One thing I have done is take out cartoons from my huge stock (from 50 years of drawing for Christian publications!) and tweaking some of them, then posting on Facebook.  I’ll photograph one, then make a few minor changes on it and photograph that, then post both cartoons with the caption: “There are 4 differences in these drawings. Can you find them?”  People are playing along with this and telling me it’s great fun.  A nice little diversion.

These days, we can use all of that we can get.

I asked Facebook friends to help me come up with the TOP TEN LESSONS FROM THIS PANDEMIC.

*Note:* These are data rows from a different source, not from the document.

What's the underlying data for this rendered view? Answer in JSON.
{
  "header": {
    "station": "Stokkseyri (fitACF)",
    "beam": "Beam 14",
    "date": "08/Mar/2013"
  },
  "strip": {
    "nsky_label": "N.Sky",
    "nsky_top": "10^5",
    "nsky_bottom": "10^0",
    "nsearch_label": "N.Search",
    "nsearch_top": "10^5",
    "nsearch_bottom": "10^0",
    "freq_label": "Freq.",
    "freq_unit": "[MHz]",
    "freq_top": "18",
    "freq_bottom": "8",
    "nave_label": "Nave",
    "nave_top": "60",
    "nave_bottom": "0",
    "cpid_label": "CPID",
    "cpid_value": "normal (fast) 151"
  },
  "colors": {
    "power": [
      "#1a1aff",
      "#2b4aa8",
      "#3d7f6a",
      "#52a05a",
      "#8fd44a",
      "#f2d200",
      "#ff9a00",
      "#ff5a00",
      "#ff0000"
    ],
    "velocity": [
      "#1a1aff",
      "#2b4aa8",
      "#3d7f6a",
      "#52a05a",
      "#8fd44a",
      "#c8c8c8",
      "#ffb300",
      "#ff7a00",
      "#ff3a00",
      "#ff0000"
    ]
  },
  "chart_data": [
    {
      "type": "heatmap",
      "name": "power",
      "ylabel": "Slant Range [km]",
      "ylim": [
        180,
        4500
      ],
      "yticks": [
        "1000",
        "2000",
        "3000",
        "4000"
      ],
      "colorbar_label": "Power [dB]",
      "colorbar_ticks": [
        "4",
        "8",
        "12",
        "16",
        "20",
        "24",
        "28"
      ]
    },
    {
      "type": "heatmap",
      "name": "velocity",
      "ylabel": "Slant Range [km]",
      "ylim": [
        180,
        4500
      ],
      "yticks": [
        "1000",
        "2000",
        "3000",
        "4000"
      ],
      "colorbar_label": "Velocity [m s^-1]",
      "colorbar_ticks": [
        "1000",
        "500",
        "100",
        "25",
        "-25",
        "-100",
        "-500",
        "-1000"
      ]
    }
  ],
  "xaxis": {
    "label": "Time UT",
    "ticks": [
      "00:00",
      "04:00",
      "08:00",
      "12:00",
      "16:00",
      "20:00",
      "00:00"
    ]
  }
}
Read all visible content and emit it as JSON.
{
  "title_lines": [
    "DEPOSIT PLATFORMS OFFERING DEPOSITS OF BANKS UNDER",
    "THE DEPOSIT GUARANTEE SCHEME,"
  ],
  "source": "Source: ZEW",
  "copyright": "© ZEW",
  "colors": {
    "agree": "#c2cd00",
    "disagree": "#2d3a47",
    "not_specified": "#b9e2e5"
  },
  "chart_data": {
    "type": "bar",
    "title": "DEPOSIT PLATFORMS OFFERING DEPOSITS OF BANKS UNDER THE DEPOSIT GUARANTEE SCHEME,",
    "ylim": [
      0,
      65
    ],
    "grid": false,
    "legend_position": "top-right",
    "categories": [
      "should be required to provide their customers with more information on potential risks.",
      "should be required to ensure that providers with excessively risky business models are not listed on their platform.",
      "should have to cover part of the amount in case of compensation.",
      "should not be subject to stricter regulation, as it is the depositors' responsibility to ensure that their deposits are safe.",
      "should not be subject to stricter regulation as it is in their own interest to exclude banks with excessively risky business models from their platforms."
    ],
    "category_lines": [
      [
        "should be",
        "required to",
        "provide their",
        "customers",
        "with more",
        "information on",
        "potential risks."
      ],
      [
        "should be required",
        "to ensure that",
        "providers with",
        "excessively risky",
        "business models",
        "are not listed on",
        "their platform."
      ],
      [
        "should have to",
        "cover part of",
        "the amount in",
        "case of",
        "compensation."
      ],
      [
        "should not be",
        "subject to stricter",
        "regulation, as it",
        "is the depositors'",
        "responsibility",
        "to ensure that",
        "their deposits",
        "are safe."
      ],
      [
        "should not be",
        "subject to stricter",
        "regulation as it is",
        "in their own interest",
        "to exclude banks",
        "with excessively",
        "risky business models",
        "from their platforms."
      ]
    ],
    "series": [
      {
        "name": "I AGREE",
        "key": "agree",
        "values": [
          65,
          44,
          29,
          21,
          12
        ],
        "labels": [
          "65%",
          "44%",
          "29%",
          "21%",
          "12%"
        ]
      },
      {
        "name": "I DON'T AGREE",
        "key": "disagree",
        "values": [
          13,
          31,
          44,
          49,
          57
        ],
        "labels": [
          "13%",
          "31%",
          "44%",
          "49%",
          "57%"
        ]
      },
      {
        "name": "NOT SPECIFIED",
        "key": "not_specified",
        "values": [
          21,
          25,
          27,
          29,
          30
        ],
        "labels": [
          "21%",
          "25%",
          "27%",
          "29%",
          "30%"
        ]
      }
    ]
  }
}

I did the first two, and they suggested the rest…

  1. Our interconnectedness.  Someone in central China gets a disease and a month later, the world has it.
  2. Our vulnerabilities.  While the world was planning a trip to Mars, a strain of the flu shut the world down.
  3. We are not prepared for these rare “Black Swan” events, and had better do a better job of staying prepared.
  4. Such a crisis brings out the best in the best people and the worst in everyone else.
  5. God is rebuking our materialism. Even the church had become so things-centered.
  6. The greatest blessings in this life are often the simplest:  family gatherings, going to work, the freedom to assemble for worship, etc.  That’s what we miss most.
  7. Humans need the touch of others, and die from the lack of it.
  8. The ever-creative Holy Spirit is constantly at work teaching new lessons and innovative strategies to those who pay attention.
  9. Millions of church-going people are now rethinking their previous prejudice/resistance to technology as we see how great a difference it can make when used wisely.
  10. It is not good that man should be alone.  Genesis 2:18

My friend Mike Miller, pastor of Jacksonville Texas’ Central Baptist Church, says the first Sunday we’re allowed to meet for worship, everyone should be prepared for his sermon to last twice as long. “I’ll be so happy,” he said, “half the time will be spent in crying.”

We know the feeling, don’t we?

This morning I posted this little paragraph on Facebook:  “You have enough supplies for a few more days but decide to run out quickly and stock up. Don’t.  STAY HOME.  You’re feeling stir crazy and just want to get out for a few minutes to see some people. Don’t.  STAY HOME.  You want to send some money to your adult children, but instead of mailing it you decide to get in the car and drive over and hand it to them personally.  Don’t.  STAY HOME.  We know there are people who cannot stay home and we give them our sincere thanks:  Law enforcement.  Firefighters. Medical and health care people.  Grocery and over-the-road truckers.  Thank you.  The rest of us, STAY HOME.

Laugh of the day:

Someone said a church they visited recently does not have to concern itself with social distancing. “That bunch is so dead they’ve not shaken a hand or hugged one another in years.”  Okay, it’s not funny.  But disturbingly accurate.

My birthday is tomorrow.  If I thought the 40th was big–and I did!–how about twice that!  My eightieth birthday arrives in 18 hours, March 28.  My line about that is this: In the old days only old people were allowed to be 80. But they’ve changed the rules and now allow selected young people to attain this hallowed number.  (Wondering whether I should thank Mitch McConnell and Nancy Pelosi? They’re still squabbling over the money to give to unemployed Americans, so guess I’ll not bother them.)

On the subject of aging, I love the line from Greer Garson, the wonderful British actress of another generation.  When she died (in Dallas), a throw pillow in her home had this:  Age is just a number, Darling, and mine is unlisted.  Mine isn’t. What’s the point?